Part of the undoubted charm of the longstanding Pittenweem Arts Festival is discovering art in a huge variety of unexpected venues. In many cases the art is enhanced by its setting in what are normally domestic or commercial interiors. Add in the possibility of enjoying a lobster roll beside the harbour to sustain you between exhibits, and you have the recipe for a perfect day out in the East Neuk of Fife.
As is to be expected, there is a wide range of work on offer, ranging from the amateur to the invited professional. Given the setting, and the intense involvement of locally-based artists, it is no surprise that a great number of the works on display are landscapes. After all, international studies have demonstrated the fundamental human psychological preference for the horizon and the expanses of blue as found in landscape paintings – something that may be hardwired from our earliest ancestry.
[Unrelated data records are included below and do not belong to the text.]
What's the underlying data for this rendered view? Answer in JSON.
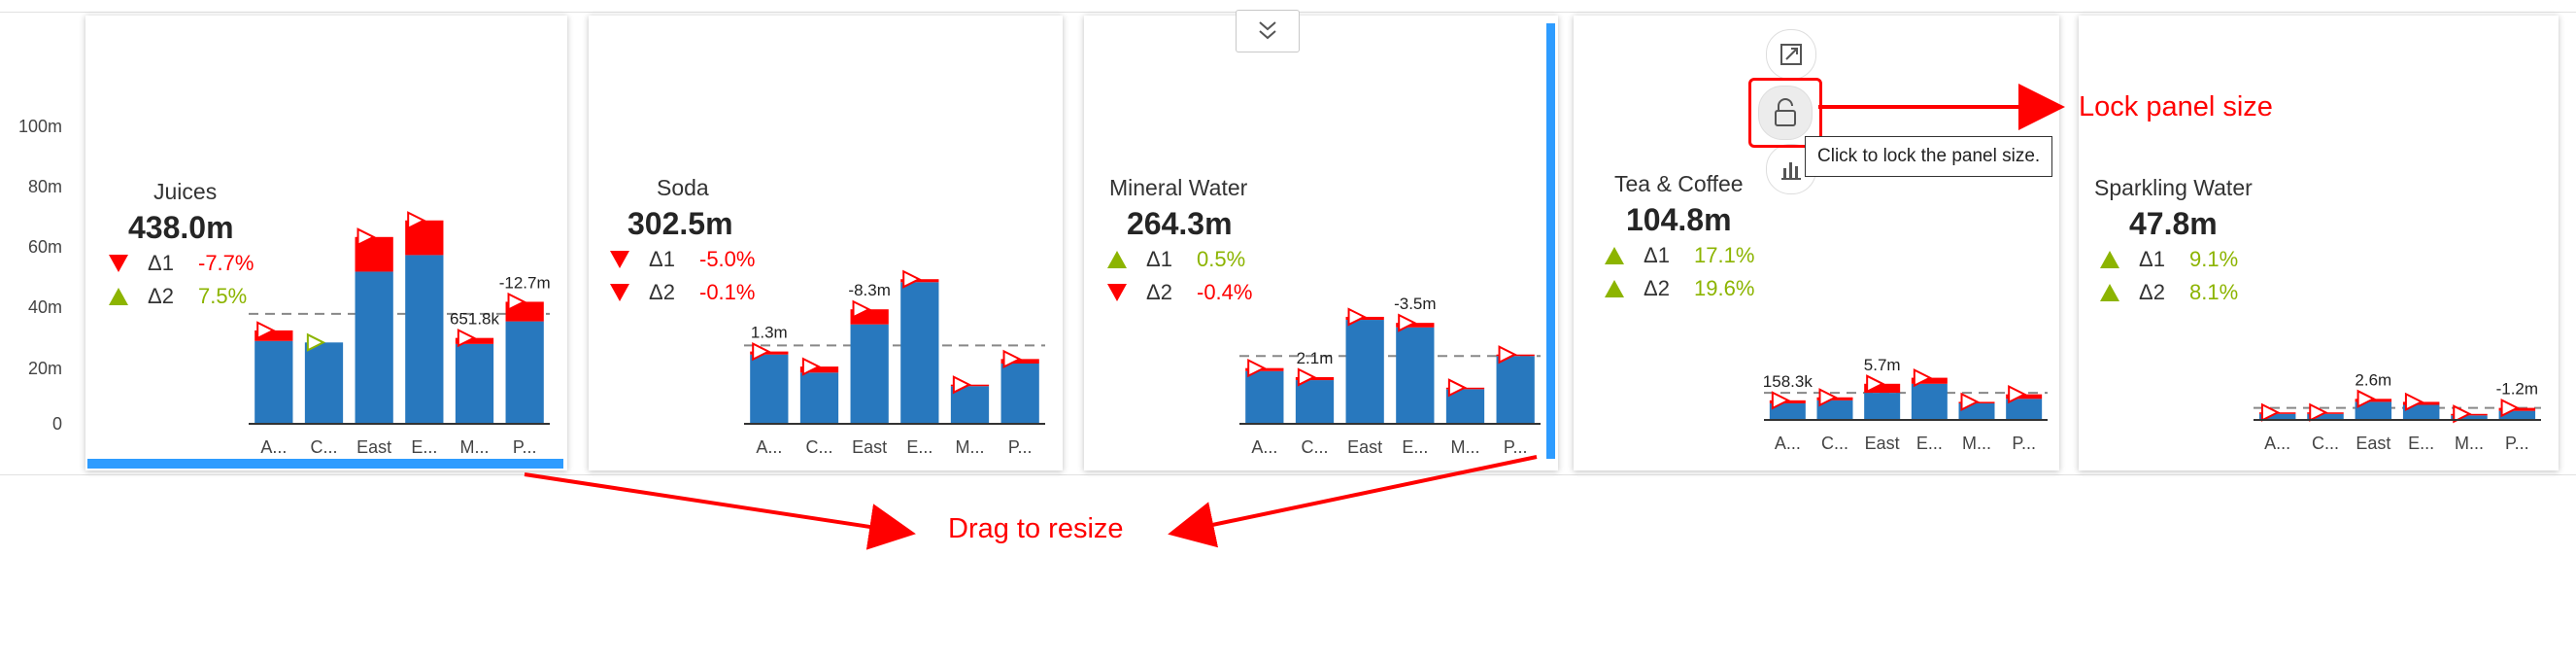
{
  "y_axis": {
    "ticks": [
      "100m",
      "80m",
      "60m",
      "40m",
      "20m",
      "0"
    ]
  },
  "panels": [
    {
      "title": "Juices",
      "total": "438.0m",
      "d1": {
        "label": "Δ1",
        "value": "-7.7%",
        "dir": "down"
      },
      "d2": {
        "label": "Δ2",
        "value": "7.5%",
        "dir": "up"
      }
    },
    {
      "title": "Soda",
      "total": "302.5m",
      "d1": {
        "label": "Δ1",
        "value": "-5.0%",
        "dir": "down"
      },
      "d2": {
        "label": "Δ2",
        "value": "-0.1%",
        "dir": "down"
      }
    },
    {
      "title": "Mineral Water",
      "total": "264.3m",
      "d1": {
        "label": "Δ1",
        "value": "0.5%",
        "dir": "up"
      },
      "d2": {
        "label": "Δ2",
        "value": "-0.4%",
        "dir": "down"
      }
    },
    {
      "title": "Tea & Coffee",
      "total": "104.8m",
      "d1": {
        "label": "Δ1",
        "value": "17.1%",
        "dir": "up"
      },
      "d2": {
        "label": "Δ2",
        "value": "19.6%",
        "dir": "up"
      }
    },
    {
      "title": "Sparkling Water",
      "total": "47.8m",
      "d1": {
        "label": "Δ1",
        "value": "9.1%",
        "dir": "up"
      },
      "d2": {
        "label": "Δ2",
        "value": "8.1%",
        "dir": "up"
      }
    }
  ],
  "chart_data": [
    {
      "type": "bar",
      "title": "Juices",
      "categories": [
        "A...",
        "C...",
        "East",
        "E...",
        "M...",
        "P..."
      ],
      "values": [
        55,
        54,
        101,
        112,
        53,
        68
      ],
      "ref": [
        62,
        54,
        124,
        135,
        57,
        81
      ],
      "avg": 73,
      "annotations": [
        {
          "index": 4,
          "text": "651.8k"
        },
        {
          "index": 5,
          "text": "-12.7m"
        }
      ],
      "ylim": [
        0,
        120
      ]
    },
    {
      "type": "bar",
      "title": "Soda",
      "categories": [
        "A...",
        "C...",
        "East",
        "E...",
        "M...",
        "P..."
      ],
      "values": [
        46,
        34,
        66,
        94,
        25,
        40
      ],
      "ref": [
        48,
        38,
        76,
        96,
        26,
        43
      ],
      "avg": 52,
      "annotations": [
        {
          "index": 0,
          "text": "1.3m"
        },
        {
          "index": 2,
          "text": "-8.3m"
        }
      ],
      "ylim": [
        0,
        120
      ]
    },
    {
      "type": "bar",
      "title": "Mineral Water",
      "categories": [
        "A...",
        "C...",
        "East",
        "E...",
        "M...",
        "P..."
      ],
      "values": [
        35,
        29,
        69,
        64,
        23,
        45
      ],
      "ref": [
        37,
        31,
        71,
        67,
        24,
        46
      ],
      "avg": 45,
      "annotations": [
        {
          "index": 1,
          "text": "2.1m"
        },
        {
          "index": 3,
          "text": "-3.5m"
        }
      ],
      "ylim": [
        0,
        120
      ]
    },
    {
      "type": "bar",
      "title": "Tea & Coffee",
      "categories": [
        "A...",
        "C...",
        "East",
        "E...",
        "M...",
        "P..."
      ],
      "values": [
        11,
        13,
        18,
        24,
        11,
        14
      ],
      "ref": [
        13,
        15,
        24,
        28,
        12,
        17
      ],
      "avg": 18,
      "annotations": [
        {
          "index": 0,
          "text": "158.3k"
        },
        {
          "index": 2,
          "text": "5.7m"
        }
      ],
      "ylim": [
        0,
        120
      ]
    },
    {
      "type": "bar",
      "title": "Sparkling Water",
      "categories": [
        "A...",
        "C...",
        "East",
        "E...",
        "M...",
        "P..."
      ],
      "values": [
        4,
        4,
        12,
        10,
        3,
        6
      ],
      "ref": [
        5,
        5,
        14,
        12,
        4,
        8
      ],
      "avg": 8,
      "annotations": [
        {
          "index": 2,
          "text": "2.6m"
        },
        {
          "index": 5,
          "text": "-1.2m"
        }
      ],
      "ylim": [
        0,
        120
      ]
    }
  ],
  "tooltip": "Click to lock the panel size.",
  "annotations": {
    "lock_label": "Lock panel size",
    "drag_label": "Drag to resize"
  },
  "colors": {
    "bar": "#2878be",
    "negative": "#ff0000",
    "positive": "#8cb400",
    "accent": "#2e9cff"
  },
  "icons": [
    "expand-icon",
    "lock-icon",
    "bar-chart-icon",
    "chevron-double-down-icon"
  ]
}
Amongst such a predominance of skies, seascapes and fields, it is exciting to encounter the intense vitality of the mark-making in the work of Louise Turnbull, a largely self-taught artist exhibiting at Pittenweem for the first time. Great pleasure is also to be found in the work of more established artists, such as in Mairi Clark’s exuberant but careful use of colour, and Dominique Cameron’s immersion in urban and rural landscapes which results in a highly expressive handling of line.
Not everything is serious: the inventive large-scale ceramics of Craig Mitchell depict whimsical inventions such as a personal distillery powered by motorbike, while Tim Cockburn’s colourful paintings of Scottish social gatherings perfectly encapsulate an atmosphere of kilted hilarity and drink-fuelled revelry.
Among the invited artists the work of Derek Robertson and Glen Onwin could not provide greater contrasts in terms of subject matter and style. Robertson, a highly respected wildlife artist whose meticulous and beautiful depictions of birds are the result of close observation in the field, has turned his attention to the plight of refugees, seeing parallels in the migration of birds and human beings. In one venue we can admire his more usual wildlife works; in the other we see the results of his travelling to the Mediterranean and Middle East, and speaking and working with the refugees. In some of these new paintings his birds appear, here seen amid the ruins of buildings and vehicles, but in others the people themselves take on a bird-like quality, the movements of their garments in the wind reflective of feathers and wings, with a refreshingly semi-abstract quality far removed from the precision of the field studies.
Onwin’s work is at the opposite end of the spectrum, an installation of works created from elemental materials – salt, oil and dust. His work takes us well beyond the sphere of the human; the title of one work satirises the usual date label attached to art works: Fossil Oil, 200,000,000 to 145,000,000. His fascination with the fundamental elements of our environment is also seen in his references to the traditional creation stories, a black sphere reflecting on Bosch’s Garden of Earthly Delights and a circular glass surface backed by chalk, carbon and iron dust referring to Silva, primal matter as envisaged by the early philosophers. This is an exciting opportunity to see a selection of works successfully brought together, and to contemplate the fact that the elements of these works are continuing to change and evolve before our eyes: the crystals in Halophile, for example, have been deliquescing and changing since the early 1990s.
Among the most attractive venues is Mangle Cottage, a stone cottage which is the gallery for a trio of talented young artists who delight, in different ways, in the use of colour: Lucy Anderson, Fiona Douglas and Kezia Lewis. Also well worth a visit is the intriguing Net Loft, housing the edgy stained glass of Keny Drew and Julia Cowie’s beautifully worked small vessels, which repay close scrutiny by revealing tantalising hints of the processes involved in their creation.